L'angoscia, in virtù della quale l'io si difende dalla paura della punizione superegoica adootando la rimozione e altri meccanismi di difesa (tra i quali "il rendere non avvenuto e l'isolare" p. 268), non è un sintomo della nevrosi bensì la matrice di tutti i sintomi la cui comparsa attesta appunto un conflitto inconscio ma del tutto attivo tra l'Es e il Super-Io, e la prevalenza dinamica del Super-Io, che non può mai giungere a debellare definitivamente le pulsioni ma, facendo incombere sull'Io il pericolo della punizione, riesce a tenerle a freno.

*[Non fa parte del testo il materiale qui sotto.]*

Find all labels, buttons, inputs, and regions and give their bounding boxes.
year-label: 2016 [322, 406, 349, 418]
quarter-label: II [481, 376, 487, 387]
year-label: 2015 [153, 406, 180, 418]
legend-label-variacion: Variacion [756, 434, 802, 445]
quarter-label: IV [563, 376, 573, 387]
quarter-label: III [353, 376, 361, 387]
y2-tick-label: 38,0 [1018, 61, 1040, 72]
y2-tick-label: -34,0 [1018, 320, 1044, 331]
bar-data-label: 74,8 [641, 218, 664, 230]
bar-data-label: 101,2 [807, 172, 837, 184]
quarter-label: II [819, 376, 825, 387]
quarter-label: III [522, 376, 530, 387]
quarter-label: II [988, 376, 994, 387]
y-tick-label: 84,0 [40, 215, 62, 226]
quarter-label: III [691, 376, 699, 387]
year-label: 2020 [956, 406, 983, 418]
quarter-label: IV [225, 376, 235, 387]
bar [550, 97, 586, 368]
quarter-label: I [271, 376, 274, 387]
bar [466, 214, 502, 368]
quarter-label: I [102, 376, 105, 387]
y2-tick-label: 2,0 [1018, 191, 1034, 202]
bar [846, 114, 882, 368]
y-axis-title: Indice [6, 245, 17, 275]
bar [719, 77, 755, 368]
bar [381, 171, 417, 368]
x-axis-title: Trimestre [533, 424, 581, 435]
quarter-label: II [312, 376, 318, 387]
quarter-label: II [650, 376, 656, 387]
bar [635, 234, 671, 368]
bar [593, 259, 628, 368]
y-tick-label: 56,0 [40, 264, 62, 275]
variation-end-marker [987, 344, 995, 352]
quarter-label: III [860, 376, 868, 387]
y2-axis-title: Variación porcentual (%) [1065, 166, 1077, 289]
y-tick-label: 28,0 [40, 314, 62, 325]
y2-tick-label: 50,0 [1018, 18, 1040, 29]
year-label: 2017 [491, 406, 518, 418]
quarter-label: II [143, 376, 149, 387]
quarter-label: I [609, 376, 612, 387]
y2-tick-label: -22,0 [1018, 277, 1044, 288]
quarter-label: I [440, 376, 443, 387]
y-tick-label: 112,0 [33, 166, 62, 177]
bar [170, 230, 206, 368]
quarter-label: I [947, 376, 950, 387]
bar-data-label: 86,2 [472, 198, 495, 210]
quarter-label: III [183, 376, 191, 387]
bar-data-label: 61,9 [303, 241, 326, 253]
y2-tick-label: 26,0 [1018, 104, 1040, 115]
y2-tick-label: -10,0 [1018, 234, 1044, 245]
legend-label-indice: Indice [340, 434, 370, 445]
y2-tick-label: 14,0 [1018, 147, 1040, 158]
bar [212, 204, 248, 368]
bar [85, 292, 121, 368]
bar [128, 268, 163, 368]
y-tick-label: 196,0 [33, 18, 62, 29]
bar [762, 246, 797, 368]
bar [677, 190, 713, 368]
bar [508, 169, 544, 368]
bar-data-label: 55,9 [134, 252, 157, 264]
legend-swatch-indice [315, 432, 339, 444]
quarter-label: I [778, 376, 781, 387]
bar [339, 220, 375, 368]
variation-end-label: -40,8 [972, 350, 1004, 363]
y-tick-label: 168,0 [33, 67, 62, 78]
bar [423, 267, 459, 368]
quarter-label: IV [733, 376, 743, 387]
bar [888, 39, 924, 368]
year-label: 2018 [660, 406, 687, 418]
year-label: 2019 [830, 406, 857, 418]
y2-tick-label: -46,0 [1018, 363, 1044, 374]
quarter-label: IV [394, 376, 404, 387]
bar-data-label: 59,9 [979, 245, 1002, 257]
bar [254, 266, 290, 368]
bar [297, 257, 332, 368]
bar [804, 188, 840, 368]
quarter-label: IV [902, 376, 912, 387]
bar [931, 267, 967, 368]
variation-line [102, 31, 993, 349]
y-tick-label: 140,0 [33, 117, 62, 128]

Le numerose aggiunte al testo, riportate nel capitolo 11, provano che Freud non è del tutto soddisfatto degli esiti cui è pervenuto.
3.
L'insoddisfazione non è priva di fondamento. L'intuizione secondo la quale l'angoscia, espressione di un conflitto psicodinamico strutturale, è la matrice di ogni forma di disagio psichico e si esprime attraverso ogni sintomo, è un'intuizione straordinaria, che basta da sola a fondare una nuova psichiatria unificata dal riconoscere nell'ambito psicopatologico la prova della drammaticità dell'esperienza soggettiva. Tale intuizione viene esaltata dal fatto che l'angoscia attesta il primato dinamico del Super-Io, vale a dire del sociale interiorizzato. Nello stesso tempo, essa viene mortificata nella misura in cui tale primato viene ricondotto ad una paura la cui intensità e il cui contenuto (l'evirazione) rivelerebbe le sue origini infantili.
L'insoddisfazione di Freud è confermata dal fatto che egli prende in considerazione la possibilità che l'angoscia riconosca, come sua matrice primaria, il trauma della nascita, un evento - ipotizzato da Otto Rank - che precede le vicissitudini pulsionali e l'interiorizzazione del Super-Io. Di fatto, l'ipotesi è insostenibile, ma essa comporta un'intuizione alla quale sarebbe difficile non dare credito.
Le grandi paure che sottendono l'angoscia sono, infatti, il morire, l'impazzire e il perdere il controllo sul comportamento. Il dato in comune tra queste paure è l'esclusione e la separazione definitiva dal contesto sociale (tomba, manicomio, carcere). Posto che l'angoscia si attiva in rapporto ad un conflitto più o meno consapevole tra l'Io e il mondo sociale, è arduo non riconoscere nel suo contenuto costante (l'esclusione sociale) un aspetto che riconduce immediatamente ad un bisogno primario di relazione con l'altro. Ricondurre questo bisogno, come fa Freud, all'originaria condizione infantile d'impotenza e di dipendenza, serve solo a negare che esso è costitutivo della natura umana, e si perpetua vita natural durante.
L'angoscia riconosce dunque la sua matrice nelle vicissitudini del rapporto interiore tra l'io e l'Altro.